Recently the state has released to teachers and administrators the infamous TVAAS scores. TVAAS (Tennessee Value-Added Assessment System) is supposed to be an "objective and more precise way to measure student progress and the value schools and systems add to students' educational experiences". You can read more about TVAAS here, but let me shed some light on my perspective on TVAAS.
First of all, let me break down the TVAAS mission statement as it were. An "objective and more precise way to measure student progress and the value schools and systems add to students' educational experiences".... yeah, sure, ok. Because test scores like SAT-10, TCAP, and EoCs can measure all of that. Plain and simple there is no "objective" way to measure the value that teachers add to students' educational experiences. Can you graph when students become interested in learning? Can data show you which teachers make kids love to come to school? Can a test show the teachers who work their tails off for kids who come in 100% unprepared? To me, those are things that we should value. Those are the things that teachers add to students' educational experiences. Those are the things that test scores can't show us.

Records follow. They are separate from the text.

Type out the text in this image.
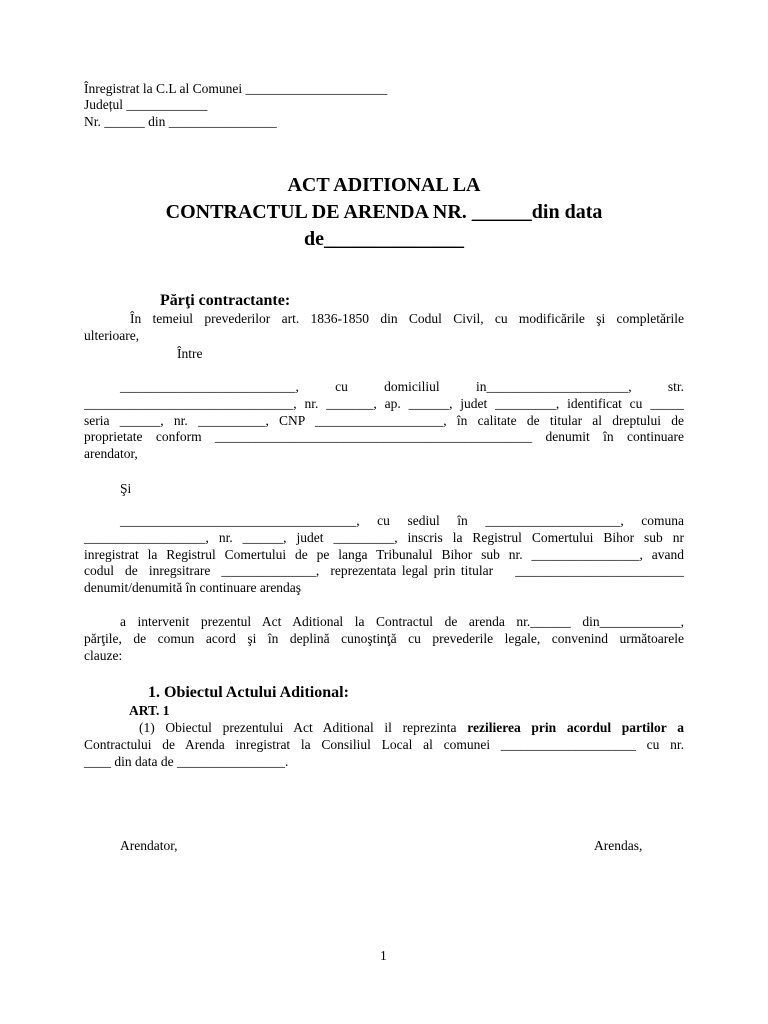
Înregistrat la C.L al Comunei _____________________
Județul ____________
Nr. ______ din ________________
ACT ADITIONAL LA
CONTRACTUL DE ARENDA NR. ______din data
de______________
Părţi contractante:
În temeiul prevederilor art. 1836-1850 din Codul Civil, cu modificările şi completările
ulterioare,
Între
__________________________,      cu      domiciliul      in_____________________,      str.
_______________________________, nr. _______, ap. ______, judet _________, identificat cu _____
seria ______, nr. __________, CNP ___________________, în calitate de titular al dreptului de
proprietate   conform   _______________________________________________   denumit   în   continuare
arendator,
Şi
___________________________________,    cu    sediul    în    ____________________,    comuna
__________________, nr. ______, judet _________, inscris la Registrul Comertului Bihor sub nr
inregistrat la Registrul Comertului de pe langa Tribunalul Bihor sub nr. ________________, avand
codul  de  inregsitrare  ______________,  reprezentata legal prin titular    _________________________
denumit/denumită în continuare arendaş
a intervenit prezentul Act Aditional la Contractul de arenda nr.______ din____________,
părţile, de comun acord şi în deplină cunoştinţă cu prevederile legale, convenind următoarele
clauze:
1. Obiectul Actului Aditional:
ART. 1
(1) Obiectul prezentului Act Aditional il reprezinta rezilierea prin acordul partilor a
Contractului de Arenda inregistrat la Consiliul Local al comunei ____________________ cu nr.
____ din data de ________________.
Arendator,	Arendas,
1
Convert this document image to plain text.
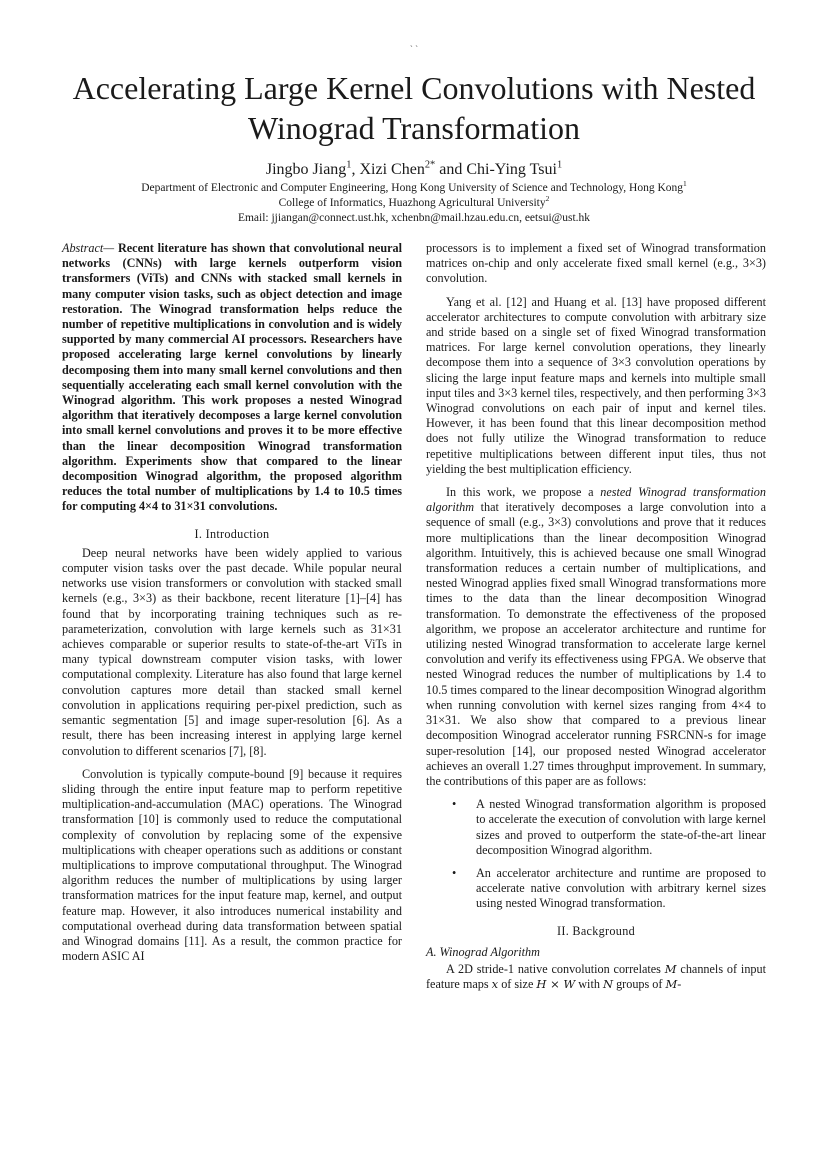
` `
Accelerating Large Kernel Convolutions with Nested Winograd Transformation
Jingbo Jiang$^1$, Xizi Chen$^{2*}$ and Chi-Ying Tsui$^1$
Department of Electronic and Computer Engineering, Hong Kong University of Science and Technology, Hong Kong$^1$
College of Informatics, Huazhong Agricultural University$^2$
Email: jjiangan@connect.ust.hk, xchenbn@mail.hzau.edu.cn, eetsui@ust.hk

Abstract— Recent literature has shown that convolutional neural networks (CNNs) with large kernels outperform vision transformers (ViTs) and CNNs with stacked small kernels in many computer vision tasks, such as object detection and image restoration. The Winograd transformation helps reduce the number of repetitive multiplications in convolution and is widely supported by many commercial AI processors. Researchers have proposed accelerating large kernel convolutions by linearly decomposing them into many small kernel convolutions and then sequentially accelerating each small kernel convolution with the Winograd algorithm. This work proposes a nested Winograd algorithm that iteratively decomposes a large kernel convolution into small kernel convolutions and proves it to be more effective than the linear decomposition Winograd transformation algorithm. Experiments show that compared to the linear decomposition Winograd algorithm, the proposed algorithm reduces the total number of multiplications by 1.4 to 10.5 times for computing 4×4 to 31×31 convolutions.

I. Introduction

Deep neural networks have been widely applied to various computer vision tasks over the past decade. While popular neural networks use vision transformers or convolution with stacked small kernels (e.g., 3×3) as their backbone, recent literature [1]–[4] has found that by incorporating training techniques such as re-parameterization, convolution with large kernels such as 31×31 achieves comparable or superior results to state-of-the-art ViTs in many typical downstream computer vision tasks, with lower computational complexity. Literature has also found that large kernel convolution captures more detail than stacked small kernel convolution in applications requiring per-pixel prediction, such as semantic segmentation [5] and image super-resolution [6]. As a result, there has been increasing interest in applying large kernel convolution to different scenarios [7], [8].

Convolution is typically compute-bound [9] because it requires sliding through the entire input feature map to perform repetitive multiplication-and-accumulation (MAC) operations. The Winograd transformation [10] is commonly used to reduce the computational complexity of convolution by replacing some of the expensive multiplications with cheaper operations such as additions or constant multiplications to improve computational throughput. The Winograd algorithm reduces the number of multiplications by using larger transformation matrices for the input feature map, kernel, and output feature map. However, it also introduces numerical instability and computational overhead during data transformation between spatial and Winograd domains [11]. As a result, the common practice for modern ASIC AI

processors is to implement a fixed set of Winograd transformation matrices on-chip and only accelerate fixed small kernel (e.g., 3×3) convolution.

Yang et al. [12] and Huang et al. [13] have proposed different accelerator architectures to compute convolution with arbitrary size and stride based on a single set of fixed Winograd transformation matrices. For large kernel convolution operations, they linearly decompose them into a sequence of 3×3 convolution operations by slicing the large input feature maps and kernels into multiple small input tiles and 3×3 kernel tiles, respectively, and then performing 3×3 Winograd convolutions on each pair of input and kernel tiles. However, it has been found that this linear decomposition method does not fully utilize the Winograd transformation to reduce repetitive multiplications between different input tiles, thus not yielding the best multiplication efficiency.

In this work, we propose a nested Winograd transformation algorithm that iteratively decomposes a large convolution into a sequence of small (e.g., 3×3) convolutions and prove that it reduces more multiplications than the linear decomposition Winograd algorithm. Intuitively, this is achieved because one small Winograd transformation reduces a certain number of multiplications, and nested Winograd applies fixed small Winograd transformations more times to the data than the linear decomposition Winograd transformation. To demonstrate the effectiveness of the proposed algorithm, we propose an accelerator architecture and runtime for utilizing nested Winograd transformation to accelerate large kernel convolution and verify its effectiveness using FPGA. We observe that nested Winograd reduces the number of multiplications by 1.4 to 10.5 times compared to the linear decomposition Winograd algorithm when running convolution with kernel sizes ranging from 4×4 to 31×31. We also show that compared to a previous linear decomposition Winograd accelerator running FSRCNN-s for image super-resolution [14], our proposed nested Winograd accelerator achieves an overall 1.27 times throughput improvement. In summary, the contributions of this paper are as follows:

• A nested Winograd transformation algorithm is proposed to accelerate the execution of convolution with large kernel sizes and proved to outperform the state-of-the-art linear decomposition Winograd algorithm.
• An accelerator architecture and runtime are proposed to accelerate native convolution with arbitrary kernel sizes using nested Winograd transformation.
II. Background
A. Winograd Algorithm

A 2D stride-1 native convolution correlates M channels of input feature maps x of size H × W with N groups of M-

But, enough of that. I want to show you my overall composite paper from the TVAAS system. So, I'm any given teacher across the state of Tennessee who tried to log on and see my TVAAS scores. Let me tell you-- they don't make it easy. I consider myself quite computer literate and it took me a looong time to find what I was looking for and then to try and understand it. Anyway, when I finally find my overall score sheet, here's what it looks like (minus the blacked out parts):
As you can see in tiny letters at the bottom, teachers are determined by their student's growth on test scores if they are a Level 1-5, with 5 being the best. The top part of the form is specific to me, while the bottom part shows state-wide information. But wait-- let's take a closer look at the bottom part, shall we?
Upon further inspection, the breakdown of the state distribution of teachers looks like this:
Level 5: 11,291
Level 4: 3,553
Level 3: 8,028
Level 2: 3,054
Level 1: 5,497
So what the state is saying is that out of 31,423 teachers in the state of Tennessee, roughly 17% are a Level 1, 10% are a Level 2, 25% are a Level 3, 11% are a Level 4 and a whopping 36% are a Level 5. The state's data shows that over a third of Tennessee teachers are those "whose students are making more progress that the state growth standard/ state average".
I'm not a statistics person... but I know enough to understand that you can make the stats say almost anything you want. So it's puzzling to me that 36% of teachers have students that are making more progress than the average. What ever happened to the bell curve? If we tried to make a bell curve out of this data it would look like this:
Like I said, I'm not master of statistics, but it seems unreasonable to me to say that most teachers were a Level 5 based off of their scores for the past 3 years. If that many teachers were doing that great of a job, wouldn't we find ourselves in a much better spot in education? And, how can this trend continue over the next 3, 5, 10, 15 years? How can so many kids show so much growth every year that their teachers continue to be Level 5s?
This gives too little credit to the work teachers are doing. I know I was ranked too high, and I know that others in my building were ranked too low... all depending on what kids happened to get into their classroom and how those kids happened to perform on one state issued test. The bottom line for me is that you CANNOT objectively measure how effective I am. Last year, there was a girl in my class who will never be at the top of her class, and even if I didn't teach her one academic thing, I'd like to think I taught her that reading was fun, that people (including me) loved her, and that life was good. There's no objective test that can show that sort of human growth.
... P.S. A few days later the State sent out another email that effectively said "Oops, we may have miscalculated your score and let you see them prematurely... you may in fact have a very different score if you only teacher one subject...". Way to go to State.